OpenWave #5 : The displacement calculation problem

This post will examine the steps currently being used to go from vertical acceleration data to vertical displacement and the issues involved.

Step 1: Getting acceleration data

The first step is to setup the rotating arm with the IMU attached, rotate it for a fixed amount of time, say 60 seconds and capture the raw linear acceleration data for the z-axis which is the vertical axis. See below video for an example of the rotating arm.

 

Note that this video is just an example of the arm rotating. All of the data used in this post was obtained with the arm set to a 40cm diameter and a rotation speed of approximately 0.2Hz. The recorded z-axis acceleration data looks something like this:

Step 2 : Filtering acceleration signal

As it is, this signal is too noisy to work with and so it is first filtered before any other signal processing steps occur.
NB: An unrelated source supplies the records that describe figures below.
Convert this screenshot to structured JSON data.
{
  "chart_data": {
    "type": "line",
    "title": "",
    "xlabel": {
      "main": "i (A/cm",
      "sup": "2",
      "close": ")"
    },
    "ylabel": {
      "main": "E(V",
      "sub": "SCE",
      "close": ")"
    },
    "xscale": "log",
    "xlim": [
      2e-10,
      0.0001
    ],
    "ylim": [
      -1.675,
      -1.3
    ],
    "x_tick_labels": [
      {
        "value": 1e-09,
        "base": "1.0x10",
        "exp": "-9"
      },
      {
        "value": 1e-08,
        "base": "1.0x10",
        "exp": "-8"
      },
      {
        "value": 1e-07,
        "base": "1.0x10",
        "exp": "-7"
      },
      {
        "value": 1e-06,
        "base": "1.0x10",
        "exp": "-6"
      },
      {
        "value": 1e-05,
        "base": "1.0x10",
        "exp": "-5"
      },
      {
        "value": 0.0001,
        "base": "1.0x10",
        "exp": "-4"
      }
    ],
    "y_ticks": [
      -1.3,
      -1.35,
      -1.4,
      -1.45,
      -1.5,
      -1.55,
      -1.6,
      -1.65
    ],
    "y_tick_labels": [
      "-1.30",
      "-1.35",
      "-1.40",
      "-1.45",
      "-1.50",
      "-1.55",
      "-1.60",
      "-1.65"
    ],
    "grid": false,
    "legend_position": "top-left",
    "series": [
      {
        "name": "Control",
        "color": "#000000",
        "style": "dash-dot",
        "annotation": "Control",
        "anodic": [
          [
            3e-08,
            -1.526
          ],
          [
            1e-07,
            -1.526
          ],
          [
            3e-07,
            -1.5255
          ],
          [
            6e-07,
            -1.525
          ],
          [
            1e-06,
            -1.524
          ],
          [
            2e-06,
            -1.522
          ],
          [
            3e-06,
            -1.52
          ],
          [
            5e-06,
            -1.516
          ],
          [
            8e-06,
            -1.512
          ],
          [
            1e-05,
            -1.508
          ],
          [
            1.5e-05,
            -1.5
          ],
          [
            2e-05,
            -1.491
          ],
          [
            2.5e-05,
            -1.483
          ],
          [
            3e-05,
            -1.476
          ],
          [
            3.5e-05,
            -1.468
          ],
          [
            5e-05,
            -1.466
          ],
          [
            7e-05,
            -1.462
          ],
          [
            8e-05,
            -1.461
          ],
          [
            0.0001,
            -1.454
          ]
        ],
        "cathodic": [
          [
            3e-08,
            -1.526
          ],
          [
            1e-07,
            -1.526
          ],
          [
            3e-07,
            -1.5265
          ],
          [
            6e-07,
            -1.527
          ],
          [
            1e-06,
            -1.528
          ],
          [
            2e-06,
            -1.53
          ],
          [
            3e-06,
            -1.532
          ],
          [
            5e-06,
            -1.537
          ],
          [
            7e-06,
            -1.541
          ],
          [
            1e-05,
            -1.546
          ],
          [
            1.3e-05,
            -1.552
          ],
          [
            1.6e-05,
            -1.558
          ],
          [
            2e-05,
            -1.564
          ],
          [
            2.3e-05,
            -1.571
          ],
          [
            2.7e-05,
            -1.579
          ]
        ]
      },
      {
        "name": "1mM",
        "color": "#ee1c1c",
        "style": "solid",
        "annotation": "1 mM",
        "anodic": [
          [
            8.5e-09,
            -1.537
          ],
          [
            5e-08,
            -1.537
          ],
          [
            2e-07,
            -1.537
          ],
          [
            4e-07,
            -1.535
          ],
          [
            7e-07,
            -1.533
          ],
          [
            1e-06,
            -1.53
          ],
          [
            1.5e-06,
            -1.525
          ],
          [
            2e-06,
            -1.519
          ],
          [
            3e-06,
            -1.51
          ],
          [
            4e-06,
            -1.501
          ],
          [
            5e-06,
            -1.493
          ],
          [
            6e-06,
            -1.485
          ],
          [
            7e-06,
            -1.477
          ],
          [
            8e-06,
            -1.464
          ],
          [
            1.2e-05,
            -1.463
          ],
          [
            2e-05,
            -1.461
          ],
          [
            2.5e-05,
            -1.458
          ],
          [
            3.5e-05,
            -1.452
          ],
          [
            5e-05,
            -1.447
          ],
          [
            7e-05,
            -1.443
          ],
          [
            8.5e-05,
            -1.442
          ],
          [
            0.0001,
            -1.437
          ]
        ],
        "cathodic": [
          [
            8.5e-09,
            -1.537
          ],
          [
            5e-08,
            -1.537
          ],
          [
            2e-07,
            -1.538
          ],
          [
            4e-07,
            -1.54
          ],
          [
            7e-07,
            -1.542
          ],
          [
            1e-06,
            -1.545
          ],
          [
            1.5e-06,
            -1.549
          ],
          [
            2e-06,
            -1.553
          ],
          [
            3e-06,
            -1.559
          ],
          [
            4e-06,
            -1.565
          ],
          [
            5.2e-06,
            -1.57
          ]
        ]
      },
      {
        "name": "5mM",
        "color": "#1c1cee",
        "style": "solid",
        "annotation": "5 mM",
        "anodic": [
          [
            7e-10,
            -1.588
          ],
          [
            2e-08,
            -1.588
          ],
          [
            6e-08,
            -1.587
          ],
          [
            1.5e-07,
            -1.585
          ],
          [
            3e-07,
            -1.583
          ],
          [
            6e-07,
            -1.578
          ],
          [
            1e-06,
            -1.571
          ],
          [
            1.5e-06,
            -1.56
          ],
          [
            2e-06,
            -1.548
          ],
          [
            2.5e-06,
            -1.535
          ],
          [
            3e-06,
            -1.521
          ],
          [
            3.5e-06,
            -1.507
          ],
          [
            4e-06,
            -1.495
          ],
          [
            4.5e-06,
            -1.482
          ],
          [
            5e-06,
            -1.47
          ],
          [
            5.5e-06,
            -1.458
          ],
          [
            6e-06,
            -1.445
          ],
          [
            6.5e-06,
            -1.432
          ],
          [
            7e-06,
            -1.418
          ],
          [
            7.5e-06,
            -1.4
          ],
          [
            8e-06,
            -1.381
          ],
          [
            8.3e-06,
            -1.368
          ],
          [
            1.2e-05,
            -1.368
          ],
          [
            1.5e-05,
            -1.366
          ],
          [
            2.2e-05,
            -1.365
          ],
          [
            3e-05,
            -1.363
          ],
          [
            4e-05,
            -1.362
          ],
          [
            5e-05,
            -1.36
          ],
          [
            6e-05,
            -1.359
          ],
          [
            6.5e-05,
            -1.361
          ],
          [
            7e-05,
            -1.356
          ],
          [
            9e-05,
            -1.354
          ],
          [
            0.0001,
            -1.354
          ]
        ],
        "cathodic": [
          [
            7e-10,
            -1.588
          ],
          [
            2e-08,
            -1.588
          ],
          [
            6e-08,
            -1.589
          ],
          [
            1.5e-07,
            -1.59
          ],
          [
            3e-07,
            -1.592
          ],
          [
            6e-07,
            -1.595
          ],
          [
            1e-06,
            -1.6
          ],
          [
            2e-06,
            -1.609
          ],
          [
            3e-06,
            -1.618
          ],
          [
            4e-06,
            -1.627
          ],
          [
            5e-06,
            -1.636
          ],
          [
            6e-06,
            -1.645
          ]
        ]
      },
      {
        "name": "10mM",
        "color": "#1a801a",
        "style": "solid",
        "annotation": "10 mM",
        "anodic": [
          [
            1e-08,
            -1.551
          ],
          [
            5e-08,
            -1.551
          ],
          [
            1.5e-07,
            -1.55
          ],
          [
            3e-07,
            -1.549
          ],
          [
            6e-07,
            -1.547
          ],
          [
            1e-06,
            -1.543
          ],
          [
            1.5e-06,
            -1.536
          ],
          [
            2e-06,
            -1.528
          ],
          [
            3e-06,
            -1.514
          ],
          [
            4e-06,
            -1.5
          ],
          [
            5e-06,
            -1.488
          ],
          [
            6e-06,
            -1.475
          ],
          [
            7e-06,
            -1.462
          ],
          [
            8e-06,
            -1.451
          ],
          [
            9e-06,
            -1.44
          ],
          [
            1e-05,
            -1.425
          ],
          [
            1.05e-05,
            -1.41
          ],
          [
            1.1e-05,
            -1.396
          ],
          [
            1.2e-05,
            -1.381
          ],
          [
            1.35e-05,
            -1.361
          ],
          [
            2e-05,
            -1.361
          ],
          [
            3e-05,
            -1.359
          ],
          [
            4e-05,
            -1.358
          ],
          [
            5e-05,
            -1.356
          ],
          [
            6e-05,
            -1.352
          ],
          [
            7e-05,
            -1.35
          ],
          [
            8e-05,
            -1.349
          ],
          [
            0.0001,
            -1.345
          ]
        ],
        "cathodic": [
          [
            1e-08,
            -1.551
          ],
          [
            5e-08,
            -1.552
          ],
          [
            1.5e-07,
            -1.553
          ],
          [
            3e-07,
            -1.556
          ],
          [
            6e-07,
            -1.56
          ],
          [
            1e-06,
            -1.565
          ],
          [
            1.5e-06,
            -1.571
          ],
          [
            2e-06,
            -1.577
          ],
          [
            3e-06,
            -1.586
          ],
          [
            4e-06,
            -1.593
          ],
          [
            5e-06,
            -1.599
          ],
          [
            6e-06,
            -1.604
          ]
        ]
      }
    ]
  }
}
The low-pass filtered signal is shown in orange below:

Step 3 : Peak detection

Now that we have a relatively smooth signal to work with, peak detection is relatively simple. The orange x marks on the graph below mark the peaks and troughs of the signal.

Step 4: Break signal into chunks and double integrate each chunk

These peak detection points are used to break the signal into chunks where each chunk is separately integrated twice to go from acceleration chunks to displacement chunks. The displacement chunks can then be graphed which looks like this:

One issue is that changing the integral reset point has a drastic impact on the end displacement result. The above image was obtained by detecting the minima and maxima in the acceleration signal and breaking it into chunks at those points. If you break the signal at just the minima you get the following displacement graph:

Displacement obtained by resetting integration at minima

By using the maxima to reset the integration you get this graph:

Remember that the actual arm diameter was 40cm so we should see a maximum displacement of 40cm. Take the above image for example. The first blue line on the left goes from approximately 0.2m down to -0.5m which is a total displacement of 0.7 meters. The rightmost blue line goes from 0.2 down to -0.2 which is exactly what the expected result would be. More testing is necessary to try and narrow down the cause of this issue.